Certaines marques adoptent l’humour pour jouer sur le clivage entre générations, comme Samsung qui montre dans une campagne récente la « revanche » d’une jeune femme tenant enfin tête à sa mère en lui démontrant l’efficacité du lavage à froid grâce à son lave-linge Eco-Bubble. Si cette stratégie « générationnelle » offre de nombreux avantages, elle induit également des responsabilités pour les marques ; au travers d’offres ciblant spécifiquement des groupes d’âge ou des générations données, ou de campagnes à marqueurs générationnels forts, elles peuvent accroître le fossé entre générations, notamment au sein des familles, voire diffuser des stéréotypes. Le positionnement transgénérationnel, plus consensuel, offre à l’inverse la possibilité d’étendre la marque sur plusieurs cibles d’âges différents ; il présente toutefois le risque de présenter une image trop lisse de la famille contemporaine, et de mettre en avant des valeurs de complicité ou de partage qui peuvent être préemptées par plusieurs marques, n’offrant pas d’élément de positionnement suffisamment fort. Pour s’engager dans une approche transgénérationnelle, les marques doivent revisiter en profondeur leurs connaissances des relations intrafamiliales : elles peuvent tout d’abord élargir leur vision au-delà de la famille traditionnelle ; elles doivent ensuite s’intéresser aux différents modes de transmission entre générations (des aînés vers les plus jeunes, mais également des plus jeunes vers les aînés) ; enfin, elles doivent chercher à dépasser le cadre de la famille nucléaire, en prenant en compte d’autres acteurs familiaux, comme les grands-parents, qui sont aujourd’hui nombreux, actifs, et impliqués. Quel que soit l’angle adopté par les marques, le marketing n’a pas fini de jouer avec les générations, comme en témoigne la dernière campagne de la marque Évian… En faisant dialoguer avec humour, par-delà le miroir du temps, un adulte et son double, enfant, la marque invente… la « génération moi » !
 

Notes

(1) Pour une revue de littérature sur le concept de génération en marketing, voir Bourcier-Béquaert (Bénédicte) et de Barnier (Virginie), « Toward a Larger Framework of the Generation Concept in Marketing », Recherche et applications en marketing (English Edition), 2010, vol. 25(3), p. 115-134.
(2) Voir Guiot (Denis) « Tendance d’âge subjectif : quelle validité prédictive ? », Recherche et applications en marketing, 2001, vol. 16 (1), p. 25-43.

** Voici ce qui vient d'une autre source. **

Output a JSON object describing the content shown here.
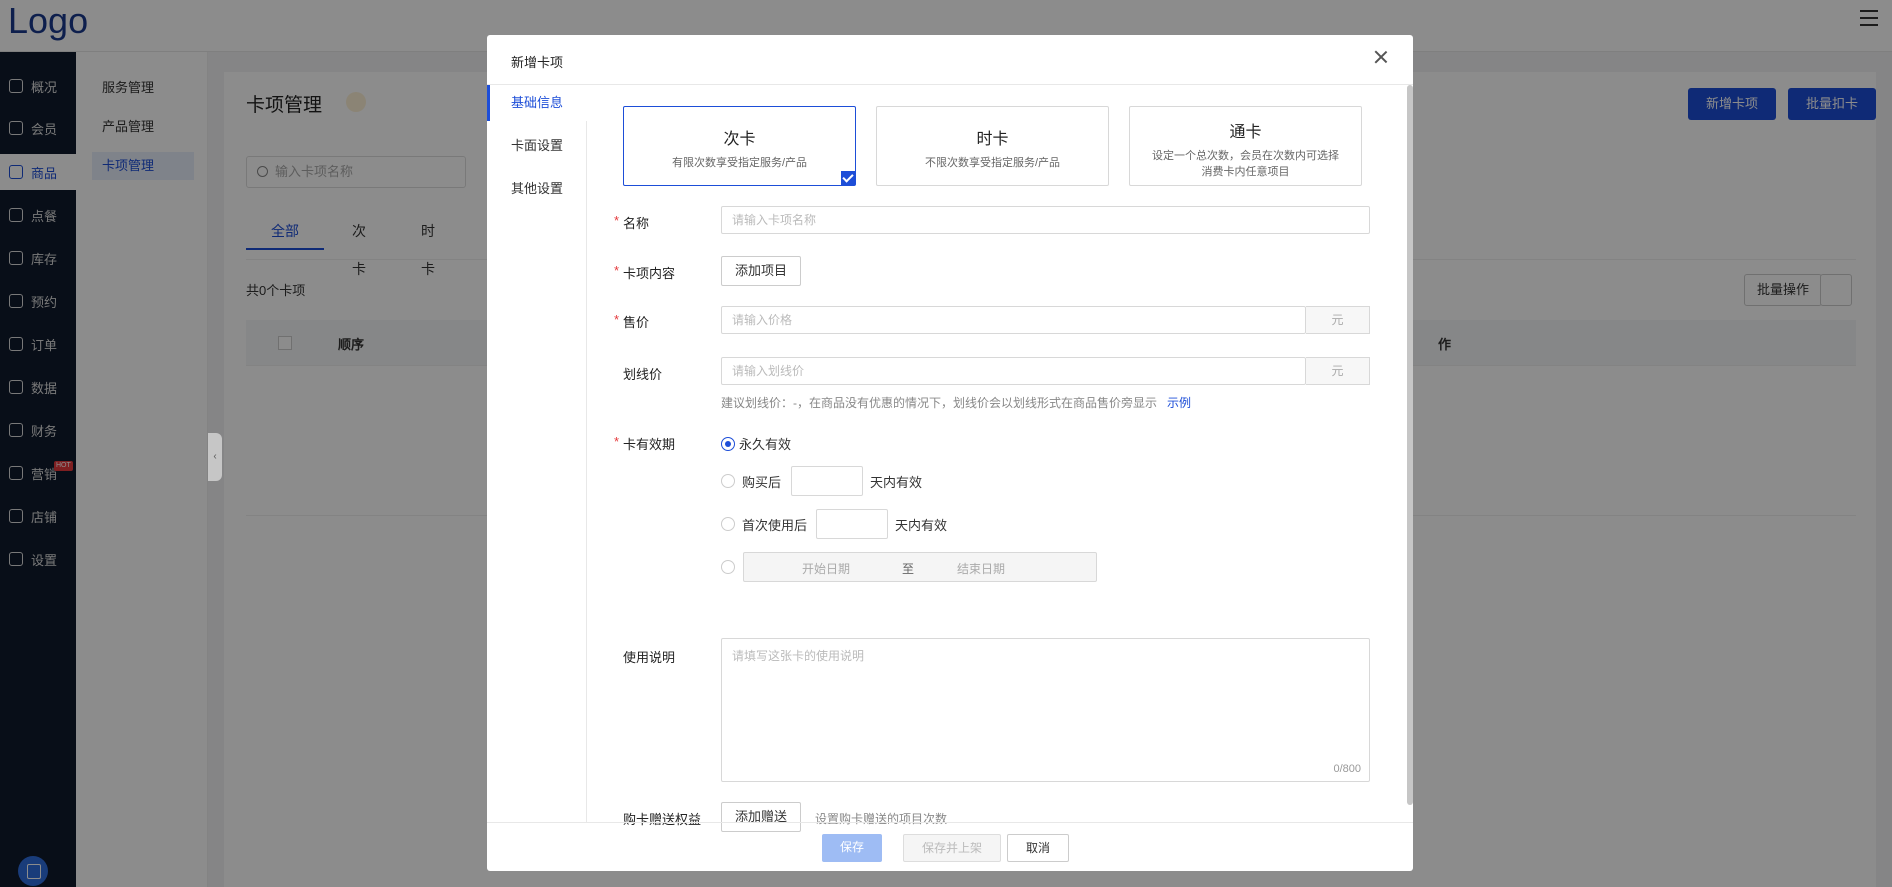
{
  "app": {
    "logo": "Logo"
  },
  "sidebar": {
    "items": [
      {
        "label": "概况"
      },
      {
        "label": "会员"
      },
      {
        "label": "商品"
      },
      {
        "label": "点餐"
      },
      {
        "label": "库存"
      },
      {
        "label": "预约"
      },
      {
        "label": "订单"
      },
      {
        "label": "数据"
      },
      {
        "label": "财务"
      },
      {
        "label": "营销",
        "badge": "HOT"
      },
      {
        "label": "店铺"
      },
      {
        "label": "设置"
      }
    ]
  },
  "subnav": {
    "items": [
      {
        "label": "服务管理"
      },
      {
        "label": "产品管理"
      },
      {
        "label": "卡项管理"
      }
    ]
  },
  "page": {
    "title": "卡项管理",
    "new_button": "新增卡项",
    "batch_deduct_button": "批量扣卡",
    "search_placeholder": "输入卡项名称",
    "tabs": [
      {
        "label": "全部"
      },
      {
        "label": "次卡"
      },
      {
        "label": "时卡"
      }
    ],
    "count_text": "共0个卡项",
    "batch_ops_button": "批量操作",
    "table_headers": {
      "order": "顺序",
      "ops_partial": "作"
    }
  },
  "modal": {
    "title": "新增卡项",
    "side_tabs": [
      {
        "label": "基础信息"
      },
      {
        "label": "卡面设置"
      },
      {
        "label": "其他设置"
      }
    ],
    "card_types": [
      {
        "title": "次卡",
        "desc": "有限次数享受指定服务/产品"
      },
      {
        "title": "时卡",
        "desc": "不限次数享受指定服务/产品"
      },
      {
        "title": "通卡",
        "desc": "设定一个总次数，会员在次数内可选择消费卡内任意项目"
      }
    ],
    "fields": {
      "name_label": "名称",
      "name_placeholder": "请输入卡项名称",
      "content_label": "卡项内容",
      "add_item_button": "添加项目",
      "price_label": "售价",
      "price_placeholder": "请输入价格",
      "price_unit": "元",
      "strike_label": "划线价",
      "strike_placeholder": "请输入划线价",
      "strike_unit": "元",
      "strike_hint": "建议划线价：-，在商品没有优惠的情况下，划线价会以划线形式在商品售价旁显示",
      "strike_example": "示例",
      "validity_label": "卡有效期",
      "validity_forever": "永久有效",
      "validity_after_buy": "购买后",
      "validity_after_first": "首次使用后",
      "validity_days_suffix": "天内有效",
      "date_start": "开始日期",
      "date_to": "至",
      "date_end": "结束日期",
      "usage_label": "使用说明",
      "usage_placeholder": "请填写这张卡的使用说明",
      "usage_counter": "0/800",
      "gift_label": "购卡赠送权益",
      "gift_button": "添加赠送",
      "gift_hint": "设置购卡赠送的项目次数"
    },
    "footer": {
      "save": "保存",
      "save_publish": "保存并上架",
      "cancel": "取消"
    }
  },
  "colors": {
    "primary": "#1d4ed8",
    "required": "#e5393c",
    "nav_bg": "#0f1a2c"
  }
}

(3) Le concept de nostalgie ne fait pas l’objet d’une définition consensuelle ; nous adaptons ici la définition proposée par Holbrook et Schindler – Holbrook (Morris B.) & Schindler (Robert M.), « Echoes of the Dear Departed Past : Some Work in Progress on Nostalgia », Advances in Consumer Research, 1991, vol. 18 (1), p. 330-333.
(4) Les 18-40 ans : profils, rapport aux marques et attentes, Nomen Research, 2013.
(5) Pour une réflexion approfondie sur ces marques, voir Heilbrunn (Benoît), « Les marques transgénérationnelles », Décisions marketing, 1999, vol. 18, p. 81-84.